🤖 AI Summary
This work addresses the challenge of reinforcement learning in large discrete combinatorial action spaces, where exponential search complexity hinders effective exploration. Existing approaches either assume independence among sub-actions—leading to invalid action combinations—or jointly learn action structure and policy, resulting in slow and unstable training. To overcome these limitations, the authors propose SPIN, a two-stage framework that decouples action structure modeling from policy learning for the first time. In the first stage, an Action Structure Model (ASM) is pre-trained to learn a valid action manifold; in the second, its representation is frozen while a lightweight policy head is fine-tuned for control.
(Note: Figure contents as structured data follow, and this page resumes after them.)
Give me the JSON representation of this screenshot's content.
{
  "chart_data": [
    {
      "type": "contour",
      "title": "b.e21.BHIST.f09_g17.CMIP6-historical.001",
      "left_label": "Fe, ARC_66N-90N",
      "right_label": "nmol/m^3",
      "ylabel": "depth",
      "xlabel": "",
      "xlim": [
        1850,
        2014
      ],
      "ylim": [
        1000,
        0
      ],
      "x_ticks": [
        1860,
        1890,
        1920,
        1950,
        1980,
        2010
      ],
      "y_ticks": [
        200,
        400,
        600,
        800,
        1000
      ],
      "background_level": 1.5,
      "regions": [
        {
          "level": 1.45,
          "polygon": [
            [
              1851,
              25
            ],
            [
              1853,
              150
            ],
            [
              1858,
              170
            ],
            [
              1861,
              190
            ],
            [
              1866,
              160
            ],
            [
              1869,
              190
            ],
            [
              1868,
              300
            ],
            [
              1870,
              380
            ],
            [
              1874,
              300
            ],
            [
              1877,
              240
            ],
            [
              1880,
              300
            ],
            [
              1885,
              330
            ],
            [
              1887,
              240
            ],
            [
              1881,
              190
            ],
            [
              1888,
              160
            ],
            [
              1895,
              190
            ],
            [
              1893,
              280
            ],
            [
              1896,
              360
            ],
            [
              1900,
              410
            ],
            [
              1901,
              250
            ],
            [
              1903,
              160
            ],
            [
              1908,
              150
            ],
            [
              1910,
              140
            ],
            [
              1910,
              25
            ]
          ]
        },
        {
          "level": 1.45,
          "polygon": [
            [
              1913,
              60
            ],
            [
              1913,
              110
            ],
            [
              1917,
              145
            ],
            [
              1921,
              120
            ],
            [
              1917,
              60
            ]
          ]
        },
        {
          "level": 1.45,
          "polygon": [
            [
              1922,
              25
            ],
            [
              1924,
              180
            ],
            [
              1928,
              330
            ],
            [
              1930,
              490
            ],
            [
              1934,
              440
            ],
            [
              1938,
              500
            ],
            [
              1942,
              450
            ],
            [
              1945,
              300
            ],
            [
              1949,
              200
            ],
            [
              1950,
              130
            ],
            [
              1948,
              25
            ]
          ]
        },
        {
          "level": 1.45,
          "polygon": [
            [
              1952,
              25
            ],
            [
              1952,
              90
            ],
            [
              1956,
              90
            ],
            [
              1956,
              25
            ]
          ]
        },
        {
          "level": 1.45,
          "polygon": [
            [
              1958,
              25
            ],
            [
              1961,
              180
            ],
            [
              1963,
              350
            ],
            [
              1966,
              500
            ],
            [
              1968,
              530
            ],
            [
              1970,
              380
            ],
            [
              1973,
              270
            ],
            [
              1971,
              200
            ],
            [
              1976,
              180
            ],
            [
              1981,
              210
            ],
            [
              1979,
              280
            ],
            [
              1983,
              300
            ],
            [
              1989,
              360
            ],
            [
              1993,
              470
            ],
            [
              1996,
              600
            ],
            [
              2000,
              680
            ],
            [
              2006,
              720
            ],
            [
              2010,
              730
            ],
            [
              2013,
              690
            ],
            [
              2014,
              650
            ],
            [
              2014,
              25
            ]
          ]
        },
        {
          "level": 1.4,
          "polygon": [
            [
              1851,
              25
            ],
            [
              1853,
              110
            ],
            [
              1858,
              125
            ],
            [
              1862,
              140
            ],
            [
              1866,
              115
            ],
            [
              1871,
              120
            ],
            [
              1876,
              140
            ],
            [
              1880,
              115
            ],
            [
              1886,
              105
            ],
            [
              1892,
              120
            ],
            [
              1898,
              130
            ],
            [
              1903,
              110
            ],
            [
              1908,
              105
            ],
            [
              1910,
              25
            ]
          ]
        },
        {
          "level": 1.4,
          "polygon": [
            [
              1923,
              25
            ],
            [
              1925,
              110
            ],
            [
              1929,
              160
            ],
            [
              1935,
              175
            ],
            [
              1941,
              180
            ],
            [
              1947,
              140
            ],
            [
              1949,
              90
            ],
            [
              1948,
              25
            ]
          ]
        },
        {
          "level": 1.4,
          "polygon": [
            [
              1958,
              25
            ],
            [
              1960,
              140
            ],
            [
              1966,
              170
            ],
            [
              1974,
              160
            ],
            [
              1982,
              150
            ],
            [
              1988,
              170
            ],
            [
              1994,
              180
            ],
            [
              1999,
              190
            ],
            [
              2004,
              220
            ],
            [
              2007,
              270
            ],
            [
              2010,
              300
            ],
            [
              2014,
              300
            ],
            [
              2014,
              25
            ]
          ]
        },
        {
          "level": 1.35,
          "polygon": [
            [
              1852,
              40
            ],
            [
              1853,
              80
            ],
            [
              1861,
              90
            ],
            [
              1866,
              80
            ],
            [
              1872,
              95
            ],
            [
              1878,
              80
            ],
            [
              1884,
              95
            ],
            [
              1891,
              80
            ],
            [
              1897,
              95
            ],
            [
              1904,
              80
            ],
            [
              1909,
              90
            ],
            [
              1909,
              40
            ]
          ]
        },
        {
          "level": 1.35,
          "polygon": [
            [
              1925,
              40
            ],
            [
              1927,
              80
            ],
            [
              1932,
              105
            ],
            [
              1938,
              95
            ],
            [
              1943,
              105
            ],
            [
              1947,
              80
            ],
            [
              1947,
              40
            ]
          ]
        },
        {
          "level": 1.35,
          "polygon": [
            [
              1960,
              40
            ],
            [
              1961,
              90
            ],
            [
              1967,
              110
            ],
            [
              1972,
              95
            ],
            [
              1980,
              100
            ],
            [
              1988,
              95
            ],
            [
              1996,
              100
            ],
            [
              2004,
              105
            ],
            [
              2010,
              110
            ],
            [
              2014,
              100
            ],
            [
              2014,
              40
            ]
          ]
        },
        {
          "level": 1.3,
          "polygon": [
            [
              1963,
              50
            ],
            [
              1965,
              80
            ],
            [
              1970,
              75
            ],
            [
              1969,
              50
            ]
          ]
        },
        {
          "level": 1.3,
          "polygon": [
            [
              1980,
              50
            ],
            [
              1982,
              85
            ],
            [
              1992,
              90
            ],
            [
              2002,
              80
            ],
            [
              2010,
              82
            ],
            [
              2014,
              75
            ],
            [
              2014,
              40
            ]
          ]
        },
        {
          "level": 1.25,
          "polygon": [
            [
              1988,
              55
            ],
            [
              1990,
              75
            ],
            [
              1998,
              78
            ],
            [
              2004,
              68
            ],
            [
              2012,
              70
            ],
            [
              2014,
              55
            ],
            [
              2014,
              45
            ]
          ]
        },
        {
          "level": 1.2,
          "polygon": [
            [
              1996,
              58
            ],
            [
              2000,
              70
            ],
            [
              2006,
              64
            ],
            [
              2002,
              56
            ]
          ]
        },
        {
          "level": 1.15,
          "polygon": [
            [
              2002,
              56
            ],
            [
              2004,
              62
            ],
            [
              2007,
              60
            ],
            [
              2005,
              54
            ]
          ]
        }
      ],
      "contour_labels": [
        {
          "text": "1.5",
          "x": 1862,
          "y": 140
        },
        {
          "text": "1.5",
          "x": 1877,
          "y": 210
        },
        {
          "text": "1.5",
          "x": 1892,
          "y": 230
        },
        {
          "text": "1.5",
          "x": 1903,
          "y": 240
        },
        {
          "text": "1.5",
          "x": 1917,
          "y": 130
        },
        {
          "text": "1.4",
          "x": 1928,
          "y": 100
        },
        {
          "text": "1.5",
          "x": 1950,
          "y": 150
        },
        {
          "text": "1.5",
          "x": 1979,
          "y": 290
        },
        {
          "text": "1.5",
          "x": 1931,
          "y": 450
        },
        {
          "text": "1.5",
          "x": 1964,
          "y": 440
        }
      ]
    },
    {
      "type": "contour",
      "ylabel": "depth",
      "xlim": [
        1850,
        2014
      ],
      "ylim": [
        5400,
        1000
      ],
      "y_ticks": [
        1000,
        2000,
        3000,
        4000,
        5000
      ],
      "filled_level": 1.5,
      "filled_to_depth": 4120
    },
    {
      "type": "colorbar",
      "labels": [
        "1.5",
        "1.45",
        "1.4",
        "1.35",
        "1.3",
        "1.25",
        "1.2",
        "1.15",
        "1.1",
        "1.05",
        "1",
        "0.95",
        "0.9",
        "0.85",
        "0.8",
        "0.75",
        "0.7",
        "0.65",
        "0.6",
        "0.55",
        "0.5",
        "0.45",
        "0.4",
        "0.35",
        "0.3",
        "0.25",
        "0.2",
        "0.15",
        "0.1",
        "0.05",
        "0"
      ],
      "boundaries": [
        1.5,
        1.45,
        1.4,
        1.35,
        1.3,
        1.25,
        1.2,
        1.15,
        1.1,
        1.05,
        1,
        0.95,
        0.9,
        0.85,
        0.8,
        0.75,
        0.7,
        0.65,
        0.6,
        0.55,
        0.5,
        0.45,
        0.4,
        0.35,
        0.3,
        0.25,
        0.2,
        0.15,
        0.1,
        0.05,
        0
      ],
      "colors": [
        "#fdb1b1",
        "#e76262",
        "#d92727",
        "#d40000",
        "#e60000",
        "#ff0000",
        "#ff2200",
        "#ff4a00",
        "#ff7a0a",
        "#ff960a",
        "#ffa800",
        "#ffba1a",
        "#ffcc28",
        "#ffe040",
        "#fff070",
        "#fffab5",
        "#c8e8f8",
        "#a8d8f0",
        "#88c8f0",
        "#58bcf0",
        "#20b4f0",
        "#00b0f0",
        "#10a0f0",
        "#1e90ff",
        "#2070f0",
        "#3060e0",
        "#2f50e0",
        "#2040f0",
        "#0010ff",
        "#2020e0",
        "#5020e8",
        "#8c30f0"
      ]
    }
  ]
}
This approach substantially improves stability, sample efficiency, and final performance in offline reinforcement learning, achieving up to a 39% increase in average return and up to 12.8× faster convergence on discrete DM Control benchmarks.
📝 Abstract
Reinforcement learning in discrete combinatorial action spaces requires searching over exponentially many joint actions to simultaneously select multiple sub-actions that form coherent combinations. Existing approaches either simplify policy learning by assuming independence across sub-actions, which often yields incoherent or invalid actions, or attempt to learn action structure and control jointly, which is slow and unstable. We introduce Structured Policy Initialization (SPIN), a two-stage framework that first pre-trains an Action Structure Model (ASM) to capture the manifold of valid actions, then freezes this representation and trains lightweight policy heads for control. On challenging discrete DM Control benchmarks, SPIN improves average return by up to 39% over the state of the art while reducing time to convergence by up to 12.8$\times$.